Although developers are familiar with vulnerabilities such as reentrancy, they obviously do not often consider the issue of price oracles being manipulated. On the contrary, over the years based on reentrancy vulnerabilities have declined, while based on price manipulation oracle vulnerability is now on the rise. Therefore, I decided that it was time for someone to give clear resources on this type of manipulation to increase safety awareness.
This article is divided into three parts. For readers who are not familiar with this topic, this is a popular science article on the introduction of oracle and oracle manipulation. Readers who want to test the level of knowledge can jump directly to the case study, we look back at the past, some associated with the oracle vulnerabilities and attacks. Finally, we summarize some of the technology that developers can use to protect their projects against price manipulation pathway oracle attack.
What is an oracle manipulation event?
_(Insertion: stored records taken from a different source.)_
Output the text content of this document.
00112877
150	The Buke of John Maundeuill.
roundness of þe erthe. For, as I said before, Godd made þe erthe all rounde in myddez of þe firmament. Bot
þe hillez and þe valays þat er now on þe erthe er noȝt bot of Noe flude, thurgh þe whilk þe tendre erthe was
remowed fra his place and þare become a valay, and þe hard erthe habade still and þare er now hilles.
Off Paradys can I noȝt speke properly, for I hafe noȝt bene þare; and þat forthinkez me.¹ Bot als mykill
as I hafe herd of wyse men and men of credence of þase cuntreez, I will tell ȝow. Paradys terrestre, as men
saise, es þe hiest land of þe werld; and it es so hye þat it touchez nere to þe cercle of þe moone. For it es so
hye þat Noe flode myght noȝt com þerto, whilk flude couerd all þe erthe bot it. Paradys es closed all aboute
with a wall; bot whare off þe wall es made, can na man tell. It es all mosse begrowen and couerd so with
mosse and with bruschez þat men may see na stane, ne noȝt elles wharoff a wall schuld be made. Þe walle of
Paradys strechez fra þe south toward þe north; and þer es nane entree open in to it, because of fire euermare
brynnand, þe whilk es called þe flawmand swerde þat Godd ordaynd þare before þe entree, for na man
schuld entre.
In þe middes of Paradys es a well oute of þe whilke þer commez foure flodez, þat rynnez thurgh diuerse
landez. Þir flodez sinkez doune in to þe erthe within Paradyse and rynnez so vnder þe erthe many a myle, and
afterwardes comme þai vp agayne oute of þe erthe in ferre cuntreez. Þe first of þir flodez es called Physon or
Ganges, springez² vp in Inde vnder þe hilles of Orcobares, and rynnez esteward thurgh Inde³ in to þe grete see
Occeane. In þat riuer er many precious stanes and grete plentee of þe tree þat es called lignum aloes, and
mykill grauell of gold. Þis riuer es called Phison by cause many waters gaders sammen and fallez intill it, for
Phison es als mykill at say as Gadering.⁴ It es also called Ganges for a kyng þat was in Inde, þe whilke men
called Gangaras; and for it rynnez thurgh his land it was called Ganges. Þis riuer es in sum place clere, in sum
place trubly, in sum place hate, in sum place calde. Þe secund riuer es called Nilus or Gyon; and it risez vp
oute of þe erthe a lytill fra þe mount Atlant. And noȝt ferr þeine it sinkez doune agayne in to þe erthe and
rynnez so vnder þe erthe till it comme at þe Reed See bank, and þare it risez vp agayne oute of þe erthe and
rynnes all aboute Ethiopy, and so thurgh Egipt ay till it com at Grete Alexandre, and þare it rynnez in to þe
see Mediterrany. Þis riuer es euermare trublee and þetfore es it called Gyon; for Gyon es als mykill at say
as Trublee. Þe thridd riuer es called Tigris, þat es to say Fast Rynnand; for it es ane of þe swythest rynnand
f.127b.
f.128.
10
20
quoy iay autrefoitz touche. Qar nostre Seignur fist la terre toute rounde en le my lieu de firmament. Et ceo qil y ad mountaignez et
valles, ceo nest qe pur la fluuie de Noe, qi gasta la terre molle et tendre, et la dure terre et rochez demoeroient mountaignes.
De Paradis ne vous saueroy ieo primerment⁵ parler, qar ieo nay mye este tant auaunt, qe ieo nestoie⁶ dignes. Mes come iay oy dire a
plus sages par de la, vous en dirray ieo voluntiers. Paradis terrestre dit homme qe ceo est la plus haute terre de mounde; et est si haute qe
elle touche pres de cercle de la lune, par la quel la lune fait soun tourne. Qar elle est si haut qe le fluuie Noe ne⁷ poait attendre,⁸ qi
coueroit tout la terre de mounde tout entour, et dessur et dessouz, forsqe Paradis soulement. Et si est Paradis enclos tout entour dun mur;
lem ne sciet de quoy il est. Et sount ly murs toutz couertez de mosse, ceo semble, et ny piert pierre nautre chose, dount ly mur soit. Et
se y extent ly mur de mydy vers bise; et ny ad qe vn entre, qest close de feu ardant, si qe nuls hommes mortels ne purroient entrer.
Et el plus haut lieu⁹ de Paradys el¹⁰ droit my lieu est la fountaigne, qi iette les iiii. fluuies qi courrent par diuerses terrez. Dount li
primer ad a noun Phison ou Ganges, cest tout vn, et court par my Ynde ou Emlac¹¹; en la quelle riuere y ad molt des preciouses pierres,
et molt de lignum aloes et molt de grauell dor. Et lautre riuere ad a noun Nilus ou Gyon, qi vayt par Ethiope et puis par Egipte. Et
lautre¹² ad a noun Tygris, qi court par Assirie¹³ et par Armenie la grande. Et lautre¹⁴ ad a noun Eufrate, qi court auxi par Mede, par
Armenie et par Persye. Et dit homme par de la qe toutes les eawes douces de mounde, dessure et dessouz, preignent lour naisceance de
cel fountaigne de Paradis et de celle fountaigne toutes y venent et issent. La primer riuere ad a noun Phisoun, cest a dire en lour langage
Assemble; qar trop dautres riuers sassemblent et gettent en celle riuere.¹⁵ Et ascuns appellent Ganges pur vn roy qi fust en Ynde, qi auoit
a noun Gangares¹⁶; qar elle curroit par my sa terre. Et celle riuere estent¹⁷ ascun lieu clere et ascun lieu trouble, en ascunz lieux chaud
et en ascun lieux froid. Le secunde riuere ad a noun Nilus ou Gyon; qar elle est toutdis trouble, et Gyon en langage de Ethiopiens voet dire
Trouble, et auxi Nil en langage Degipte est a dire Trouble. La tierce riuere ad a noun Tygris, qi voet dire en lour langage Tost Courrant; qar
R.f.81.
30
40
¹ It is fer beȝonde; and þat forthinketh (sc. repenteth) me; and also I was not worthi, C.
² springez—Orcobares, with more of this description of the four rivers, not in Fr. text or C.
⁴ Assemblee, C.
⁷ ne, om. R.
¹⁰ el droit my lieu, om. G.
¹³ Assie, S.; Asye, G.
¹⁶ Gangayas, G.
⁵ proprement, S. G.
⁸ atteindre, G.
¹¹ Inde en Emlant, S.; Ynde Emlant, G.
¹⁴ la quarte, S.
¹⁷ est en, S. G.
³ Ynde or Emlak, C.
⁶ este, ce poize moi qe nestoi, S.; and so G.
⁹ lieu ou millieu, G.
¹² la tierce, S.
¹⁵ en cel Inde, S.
Take a real case example
Wednesday, December 1, 2015. Your name is David Spargo , and you were watching a concert by Peking Duk , the Australian “Dark Horse” in Sydney, Australia. You might want to see this band with your own eyes, but two security guards are blocking your way to the backstage. It is absolutely impossible for them to let an ordinary passerby walk into the backstage.
You might wonder how the security guards will react if you act like a backstage person. Family members will definitely be allowed to visit the band backstage, so all you need is to convince the security guard that you are a relative of the band members. You think about it and come up with a plan, which may be called a genius plan, or it may be extremely clumsy.
When you are ready, you walk to the security guard confidently. You introduce yourself as David Spargo, Peking Duk’s family. When security asks to see evidence, you show them irrefutable evidence- Wikipedia .
David Spargo revised Peking Duk’s Wikipedia entry, adding his own name andname scene to “family members”
The security guard waved you through and made you wait. One minute, two minutes. Five minutes later, you want to know if you should run away before the police show up. When you were about to leave, one of the band members, Reuben Styles, came over and introduced himself. You get together with him backstage lounge, the band impressed with your wisdom, and finally you drink a few beers together. Later they also shared what happened on the Facebook page.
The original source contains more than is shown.